Could its failure actually create opportunity? I'm not quite sure what and what level of failure is necessary, but if WeWork is the market leader and its influence drops, that would make space for innovation?
If WeWork fails unexpectedly quickly, it'll be a nice opportunity for other players in the workspace market to increase their occupancy. Probably less to do with innovation and more with having nice enough real estate near WeWorks.
The market is functioning as expected, to me.
Failure is not the worst thing in the world. For example, fake success is worse.
Fake success is simply failure waiting to happen at best. At worst, it's fraud.
Apart from showing the market viability of short-term lease/rentals (which is something I guess) what has WeWork really innovated?
Branding, marketing, sketchy corporate governance.
Yea, I'm baffled by this. By that standard, Starbucks is the world's most innovative coffee company.
What the realestate sector needs is fewer rent-seekers, squatters, speculators, and stakeholders with a vested interest against seeing more development, but I strongly doubt VC startups are going to do anything about any of those issues.
The article states: >"Neumann bought properties and rented them to WeWork"
Does anyone know where the money to buy properties came from?
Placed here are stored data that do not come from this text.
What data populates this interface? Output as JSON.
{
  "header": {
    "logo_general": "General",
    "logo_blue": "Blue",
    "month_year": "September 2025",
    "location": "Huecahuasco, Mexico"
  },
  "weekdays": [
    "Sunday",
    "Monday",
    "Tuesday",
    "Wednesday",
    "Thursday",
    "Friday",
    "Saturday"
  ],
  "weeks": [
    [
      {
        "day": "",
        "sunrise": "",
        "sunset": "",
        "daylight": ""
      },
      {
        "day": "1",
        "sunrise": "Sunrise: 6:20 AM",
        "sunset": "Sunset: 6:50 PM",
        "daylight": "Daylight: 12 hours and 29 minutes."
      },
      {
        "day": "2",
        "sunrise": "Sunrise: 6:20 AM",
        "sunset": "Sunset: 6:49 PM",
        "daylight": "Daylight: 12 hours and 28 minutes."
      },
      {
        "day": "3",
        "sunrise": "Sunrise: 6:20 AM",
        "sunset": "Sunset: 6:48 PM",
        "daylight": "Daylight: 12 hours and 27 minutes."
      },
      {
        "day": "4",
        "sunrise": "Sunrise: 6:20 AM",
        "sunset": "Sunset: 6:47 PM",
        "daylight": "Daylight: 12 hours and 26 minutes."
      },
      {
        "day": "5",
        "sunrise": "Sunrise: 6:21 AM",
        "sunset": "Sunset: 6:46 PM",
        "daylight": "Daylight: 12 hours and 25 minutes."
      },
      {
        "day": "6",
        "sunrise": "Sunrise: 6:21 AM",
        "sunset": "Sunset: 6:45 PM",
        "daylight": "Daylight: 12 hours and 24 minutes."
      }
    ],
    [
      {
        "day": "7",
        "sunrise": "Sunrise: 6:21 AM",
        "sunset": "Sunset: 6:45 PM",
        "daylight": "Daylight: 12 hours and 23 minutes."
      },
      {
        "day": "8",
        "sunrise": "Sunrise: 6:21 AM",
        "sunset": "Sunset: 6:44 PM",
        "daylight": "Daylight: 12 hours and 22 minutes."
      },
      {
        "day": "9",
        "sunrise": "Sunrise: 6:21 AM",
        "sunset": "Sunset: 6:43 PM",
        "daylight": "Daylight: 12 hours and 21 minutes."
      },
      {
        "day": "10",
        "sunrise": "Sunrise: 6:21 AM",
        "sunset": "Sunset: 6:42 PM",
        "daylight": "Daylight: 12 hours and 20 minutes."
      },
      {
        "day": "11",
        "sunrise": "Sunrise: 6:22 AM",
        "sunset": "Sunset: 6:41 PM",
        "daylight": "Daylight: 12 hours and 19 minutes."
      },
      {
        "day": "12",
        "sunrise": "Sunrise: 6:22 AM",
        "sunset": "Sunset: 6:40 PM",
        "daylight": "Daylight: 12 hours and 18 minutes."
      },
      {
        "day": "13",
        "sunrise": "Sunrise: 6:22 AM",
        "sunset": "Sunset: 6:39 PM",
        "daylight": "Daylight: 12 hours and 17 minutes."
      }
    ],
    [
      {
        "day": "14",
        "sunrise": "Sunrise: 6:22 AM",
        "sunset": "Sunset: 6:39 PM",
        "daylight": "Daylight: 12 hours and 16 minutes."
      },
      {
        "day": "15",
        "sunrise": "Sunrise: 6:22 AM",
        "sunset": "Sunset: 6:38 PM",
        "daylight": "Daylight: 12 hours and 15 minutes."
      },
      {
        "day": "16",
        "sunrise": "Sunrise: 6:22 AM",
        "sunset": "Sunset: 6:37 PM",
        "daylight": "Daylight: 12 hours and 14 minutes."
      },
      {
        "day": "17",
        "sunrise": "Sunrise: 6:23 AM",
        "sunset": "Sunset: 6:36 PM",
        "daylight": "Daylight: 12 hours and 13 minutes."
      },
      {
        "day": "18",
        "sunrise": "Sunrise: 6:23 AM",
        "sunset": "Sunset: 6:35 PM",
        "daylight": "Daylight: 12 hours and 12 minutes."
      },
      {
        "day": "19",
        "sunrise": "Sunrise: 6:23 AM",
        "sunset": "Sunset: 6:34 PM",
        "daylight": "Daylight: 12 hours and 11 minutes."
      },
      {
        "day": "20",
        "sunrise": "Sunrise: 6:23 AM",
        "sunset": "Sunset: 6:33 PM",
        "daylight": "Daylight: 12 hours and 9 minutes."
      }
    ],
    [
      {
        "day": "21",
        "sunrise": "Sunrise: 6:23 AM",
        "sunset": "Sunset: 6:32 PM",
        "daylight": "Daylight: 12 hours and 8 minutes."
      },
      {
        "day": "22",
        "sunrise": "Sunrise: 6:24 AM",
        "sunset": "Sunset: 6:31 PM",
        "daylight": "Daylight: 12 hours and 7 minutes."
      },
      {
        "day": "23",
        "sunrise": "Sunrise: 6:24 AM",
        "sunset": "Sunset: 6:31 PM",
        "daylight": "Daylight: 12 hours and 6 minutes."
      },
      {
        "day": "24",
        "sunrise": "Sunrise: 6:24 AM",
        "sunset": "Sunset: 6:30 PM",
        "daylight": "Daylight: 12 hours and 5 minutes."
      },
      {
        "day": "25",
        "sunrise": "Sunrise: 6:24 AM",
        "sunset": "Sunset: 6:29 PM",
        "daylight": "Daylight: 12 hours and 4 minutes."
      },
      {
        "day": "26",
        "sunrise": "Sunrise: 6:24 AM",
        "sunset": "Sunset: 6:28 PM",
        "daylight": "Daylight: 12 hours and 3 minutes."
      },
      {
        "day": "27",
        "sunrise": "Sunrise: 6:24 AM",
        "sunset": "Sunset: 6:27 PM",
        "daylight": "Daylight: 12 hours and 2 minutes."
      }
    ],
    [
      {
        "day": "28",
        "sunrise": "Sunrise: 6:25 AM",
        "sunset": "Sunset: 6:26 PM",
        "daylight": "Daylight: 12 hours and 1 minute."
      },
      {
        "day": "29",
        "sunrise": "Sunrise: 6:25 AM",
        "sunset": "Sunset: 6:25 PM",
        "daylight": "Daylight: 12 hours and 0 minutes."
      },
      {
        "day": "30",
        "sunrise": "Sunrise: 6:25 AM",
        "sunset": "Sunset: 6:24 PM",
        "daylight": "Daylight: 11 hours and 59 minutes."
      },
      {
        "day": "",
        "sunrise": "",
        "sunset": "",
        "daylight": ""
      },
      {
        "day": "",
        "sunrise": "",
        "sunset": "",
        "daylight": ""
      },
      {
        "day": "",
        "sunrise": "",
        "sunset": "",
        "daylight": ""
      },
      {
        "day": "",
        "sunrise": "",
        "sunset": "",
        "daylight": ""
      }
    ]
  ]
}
Was this his own money? VC money?
Loans backed by his shares in WeWork, and by promises of rental cashflow from letting the properties out to WeWork.
This makes a fantastic amount of money for everyone involved, as long as WeWork stock is valued > the price of toilet paper, and as long as demand for shot-term office real estate continues to be high. If either of these assumptions fail to hold, there are going to be very serious problems.
There's no conflict of interest in this sort of self-dealing, none whatsoever...
Wow - borrowing from Peter to pay Paul. I'm curious if you or anyone else knows who underwrote such a loan? I'm guessing it wasn't a commercial bank? Where does the money come from to do the debt servicing on those loans?
The debt servicing comes from the rental income. You submit to the lender a business plan of how you are going to use the borrower money, how your shares act as collateral, and how you will use the cash flow of the rental income to make interest payments.
It's no different then any other corporate loan.
"fair value of holdings" ... yikes ... magic pixie dust.